Fremantle Street Chaplains has been tough. Certainly at first there was opposition to us. Having God cursed to your face (%$%^$ GOD!), at about three inches away takes a certain amount of resolve to not lose your temper. Especially when you kind of love God..a lot. However other factors made Freo difficult. A brand new area, new chaplains, pressure at doing well, then of course there is the spiritual dimension which you sense, yet feel no one believes you. Sometimes you want to just throw the towel in. Yet like Peter (the apostle) you can only say "and where would we go?" Jesus is God's son, there isn't anywhere else to go...there is hell of course, but I don't think that is the smartest option to be honest. If Auschwitz is a reflection of how low we can go, then no doubt hell can go that little bit lower. Not somewhere I'd happily sing.. "I'm on a highway to hell, yeah yeah"
Ironically that is the home of Fremantle Street Chaplains. The birth place of such wonderful (and totally insane ballads) as I'm on a highway to hell. I often preach to kids at schools... the guy that sung that (Bonn Scott) gargled on his own vomit to death at 42. He got what he wanted. I wont be meeting Saint Bonn in heaven, I'm pretty sure of that one.
So Freo has a dark side and I felt it. HARD. Something was not too happy a bunch of good deed chaplains had turned up to light up the streets. One week an abusive guy threatening his girlfriend then decided to threaten myself and other chaplain. With.. I'm going to F%$%&$ Kill you. I will snap your F^*%$^ neck!! We stood there myself and a strapping builder (thankfully) wondering what do we do if he does decide to jump us? Read all about it.. Street Chaplains beat up a drunken lad. It was probably not the headline Jesus (our LORD) wanted. Thankfully his girlfriend restrained him. Which actually meant it was all bravado, if he really wanted to fight pushing his girl friend aside would not have been that hard. We thanked God though. Sometimes you sense and see God everywhere on those streets. Last weekend was no exception.
The demonic presence had subsided the week before, we could now get on with doing what Chaplains do best - good deeds. Myself and a wonderful female Chaplain (Kat) headed up to the hospital. Probably about 1 am. Hospitals are very spiritual places. When you have people hurting, in grief, angry or even near death, there is an intense spiritual dimension going on concurrently. Though you do need to be spiritually discerning to sense it. If not its just a big building full of sick people.
As we headed to the place we sensed God guiding us to it. When we arrived sure enough some poor looking soul was sitting at the entry of emergency. He looked vague and I couldn't tell whether he was in shock for a loved one or what. We walked up and asked if he was ok? He said yes and that he was going back inside shortly. We offered him a water bottle. He took it and his immediate response was......"God Bless you". I turned instantly and said back to him "God Bless you too". I really had not expected that response. Especially since for the last few weeks its been "I'm going to &%$## Kill you", "you guys are F*^&* GAY!" and "F%$$& GOD!". A blessing was a welcomed change to be honest. (ironically if you take the curses and turn the cheek, they too are blessings - how good is GOD!).
The next day both myself and Kat were indeed blessed.
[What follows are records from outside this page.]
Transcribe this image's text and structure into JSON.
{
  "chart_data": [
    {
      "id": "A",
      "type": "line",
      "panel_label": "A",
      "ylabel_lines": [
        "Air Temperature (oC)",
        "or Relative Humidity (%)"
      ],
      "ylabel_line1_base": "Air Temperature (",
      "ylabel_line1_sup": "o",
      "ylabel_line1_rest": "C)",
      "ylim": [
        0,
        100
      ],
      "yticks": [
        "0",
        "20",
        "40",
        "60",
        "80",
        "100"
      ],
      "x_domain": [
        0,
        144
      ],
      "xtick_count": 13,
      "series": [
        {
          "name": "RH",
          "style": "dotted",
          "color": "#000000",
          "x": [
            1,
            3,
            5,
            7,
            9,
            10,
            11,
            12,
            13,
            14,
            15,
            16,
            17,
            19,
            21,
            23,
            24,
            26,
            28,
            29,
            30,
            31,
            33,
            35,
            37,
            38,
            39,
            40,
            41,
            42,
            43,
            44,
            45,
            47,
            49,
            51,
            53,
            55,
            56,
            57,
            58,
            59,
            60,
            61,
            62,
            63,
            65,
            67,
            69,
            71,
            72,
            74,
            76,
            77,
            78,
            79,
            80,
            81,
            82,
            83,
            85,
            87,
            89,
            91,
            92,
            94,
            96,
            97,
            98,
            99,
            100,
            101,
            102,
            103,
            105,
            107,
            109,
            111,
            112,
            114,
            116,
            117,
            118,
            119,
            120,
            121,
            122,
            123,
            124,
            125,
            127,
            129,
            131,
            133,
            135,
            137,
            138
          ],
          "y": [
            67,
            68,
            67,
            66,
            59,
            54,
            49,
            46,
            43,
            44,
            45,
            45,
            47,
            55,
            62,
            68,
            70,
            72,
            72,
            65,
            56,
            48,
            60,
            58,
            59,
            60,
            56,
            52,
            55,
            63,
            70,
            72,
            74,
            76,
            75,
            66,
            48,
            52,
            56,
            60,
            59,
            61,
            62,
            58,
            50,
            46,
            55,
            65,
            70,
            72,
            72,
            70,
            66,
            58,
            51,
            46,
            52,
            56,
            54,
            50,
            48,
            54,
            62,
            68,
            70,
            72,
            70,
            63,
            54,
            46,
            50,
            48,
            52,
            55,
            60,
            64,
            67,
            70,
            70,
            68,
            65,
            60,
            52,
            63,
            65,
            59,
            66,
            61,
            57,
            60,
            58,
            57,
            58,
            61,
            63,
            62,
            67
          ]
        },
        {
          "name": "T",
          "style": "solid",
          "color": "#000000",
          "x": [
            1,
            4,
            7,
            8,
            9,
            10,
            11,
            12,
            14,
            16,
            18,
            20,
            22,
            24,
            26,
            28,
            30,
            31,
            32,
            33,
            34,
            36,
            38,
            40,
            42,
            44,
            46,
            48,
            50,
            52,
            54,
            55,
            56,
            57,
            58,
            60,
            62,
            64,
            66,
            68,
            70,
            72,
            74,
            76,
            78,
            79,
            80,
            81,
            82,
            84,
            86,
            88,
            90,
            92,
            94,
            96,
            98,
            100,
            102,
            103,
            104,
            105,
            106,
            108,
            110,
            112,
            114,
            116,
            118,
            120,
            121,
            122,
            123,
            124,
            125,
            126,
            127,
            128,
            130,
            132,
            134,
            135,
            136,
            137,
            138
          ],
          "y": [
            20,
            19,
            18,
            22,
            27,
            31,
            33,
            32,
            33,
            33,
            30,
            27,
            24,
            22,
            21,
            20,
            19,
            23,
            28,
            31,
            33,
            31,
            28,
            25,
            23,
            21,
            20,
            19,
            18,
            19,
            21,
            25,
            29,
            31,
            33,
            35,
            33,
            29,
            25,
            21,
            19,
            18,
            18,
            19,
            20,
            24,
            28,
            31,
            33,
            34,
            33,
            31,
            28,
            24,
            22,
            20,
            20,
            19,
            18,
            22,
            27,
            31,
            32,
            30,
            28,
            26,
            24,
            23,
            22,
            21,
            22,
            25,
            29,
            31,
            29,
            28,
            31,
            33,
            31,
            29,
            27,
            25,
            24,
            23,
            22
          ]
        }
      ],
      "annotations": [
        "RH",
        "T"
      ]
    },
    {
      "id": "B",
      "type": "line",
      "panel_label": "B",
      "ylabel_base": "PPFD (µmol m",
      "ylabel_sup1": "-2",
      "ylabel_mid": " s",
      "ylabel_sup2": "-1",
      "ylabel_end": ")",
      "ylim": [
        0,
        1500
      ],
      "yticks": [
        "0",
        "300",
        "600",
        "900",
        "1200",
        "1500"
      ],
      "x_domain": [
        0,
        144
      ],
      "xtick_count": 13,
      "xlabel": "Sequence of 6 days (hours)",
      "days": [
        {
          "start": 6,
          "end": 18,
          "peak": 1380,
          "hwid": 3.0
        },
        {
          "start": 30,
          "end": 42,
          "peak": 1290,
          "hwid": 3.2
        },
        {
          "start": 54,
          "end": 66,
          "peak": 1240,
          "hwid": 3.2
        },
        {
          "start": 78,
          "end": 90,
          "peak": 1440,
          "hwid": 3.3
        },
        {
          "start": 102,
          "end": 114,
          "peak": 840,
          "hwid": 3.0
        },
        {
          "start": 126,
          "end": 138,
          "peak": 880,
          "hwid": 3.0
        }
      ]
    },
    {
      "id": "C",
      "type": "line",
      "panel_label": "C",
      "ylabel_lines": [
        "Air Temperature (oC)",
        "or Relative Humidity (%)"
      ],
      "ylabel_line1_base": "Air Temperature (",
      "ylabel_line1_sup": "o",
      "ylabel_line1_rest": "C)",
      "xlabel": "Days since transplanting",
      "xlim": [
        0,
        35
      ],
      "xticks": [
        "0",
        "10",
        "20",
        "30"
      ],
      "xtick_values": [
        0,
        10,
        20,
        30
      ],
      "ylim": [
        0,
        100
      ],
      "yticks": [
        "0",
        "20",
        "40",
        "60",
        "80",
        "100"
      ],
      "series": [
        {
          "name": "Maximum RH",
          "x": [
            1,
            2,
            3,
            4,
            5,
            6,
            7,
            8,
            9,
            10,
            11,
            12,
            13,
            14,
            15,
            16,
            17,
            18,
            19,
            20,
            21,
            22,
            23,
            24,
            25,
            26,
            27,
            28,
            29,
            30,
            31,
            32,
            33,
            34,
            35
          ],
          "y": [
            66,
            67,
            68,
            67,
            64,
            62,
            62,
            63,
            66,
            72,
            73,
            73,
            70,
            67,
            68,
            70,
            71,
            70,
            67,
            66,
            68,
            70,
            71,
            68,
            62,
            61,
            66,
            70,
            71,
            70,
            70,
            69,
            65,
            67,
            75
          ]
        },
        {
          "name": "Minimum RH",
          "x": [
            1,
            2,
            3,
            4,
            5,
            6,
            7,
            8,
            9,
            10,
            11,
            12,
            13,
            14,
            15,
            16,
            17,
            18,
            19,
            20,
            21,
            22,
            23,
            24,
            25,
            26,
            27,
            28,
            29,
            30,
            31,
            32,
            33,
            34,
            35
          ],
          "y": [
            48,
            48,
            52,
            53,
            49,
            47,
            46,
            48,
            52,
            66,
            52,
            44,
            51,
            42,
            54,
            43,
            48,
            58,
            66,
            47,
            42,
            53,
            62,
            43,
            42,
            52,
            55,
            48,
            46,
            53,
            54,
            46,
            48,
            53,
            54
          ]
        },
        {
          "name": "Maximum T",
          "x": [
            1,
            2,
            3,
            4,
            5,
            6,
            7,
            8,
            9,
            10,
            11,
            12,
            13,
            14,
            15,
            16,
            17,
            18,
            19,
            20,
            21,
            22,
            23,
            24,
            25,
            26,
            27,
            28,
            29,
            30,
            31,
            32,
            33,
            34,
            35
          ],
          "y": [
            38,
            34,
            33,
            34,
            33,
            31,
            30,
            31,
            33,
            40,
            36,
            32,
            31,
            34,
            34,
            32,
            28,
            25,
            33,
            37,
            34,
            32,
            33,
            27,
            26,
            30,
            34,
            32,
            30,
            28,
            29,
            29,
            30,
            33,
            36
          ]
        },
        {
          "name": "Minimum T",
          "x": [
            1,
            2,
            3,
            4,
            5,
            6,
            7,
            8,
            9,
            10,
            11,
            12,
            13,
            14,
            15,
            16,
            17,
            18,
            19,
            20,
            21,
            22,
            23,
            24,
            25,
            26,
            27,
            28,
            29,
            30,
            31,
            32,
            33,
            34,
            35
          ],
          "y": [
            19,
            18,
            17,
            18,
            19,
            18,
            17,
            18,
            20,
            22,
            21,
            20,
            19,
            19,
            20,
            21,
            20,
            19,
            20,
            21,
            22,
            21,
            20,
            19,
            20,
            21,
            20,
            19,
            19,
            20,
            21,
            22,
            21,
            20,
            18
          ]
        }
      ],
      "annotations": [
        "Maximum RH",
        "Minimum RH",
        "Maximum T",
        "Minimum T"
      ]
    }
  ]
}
Spiritually and physically. God had blessed us through the most unassuming of characters. Sometimes you never know when you are entertaining an angel. Whatever the case, it made all the weeks before worth while. Straight after it we helped a semi drunk lady of 35 get home. Her boyfriend had hit and abandoned her. We found her walking home to Spearwood! We helped her get a cab and she sobbed to us. She also blessed us. A warm hug as she got into the cab was given by Kat. "God Bless you" whispered in the ear and a reciprocal response from the woman. Faith. It turns up in the most surprising places.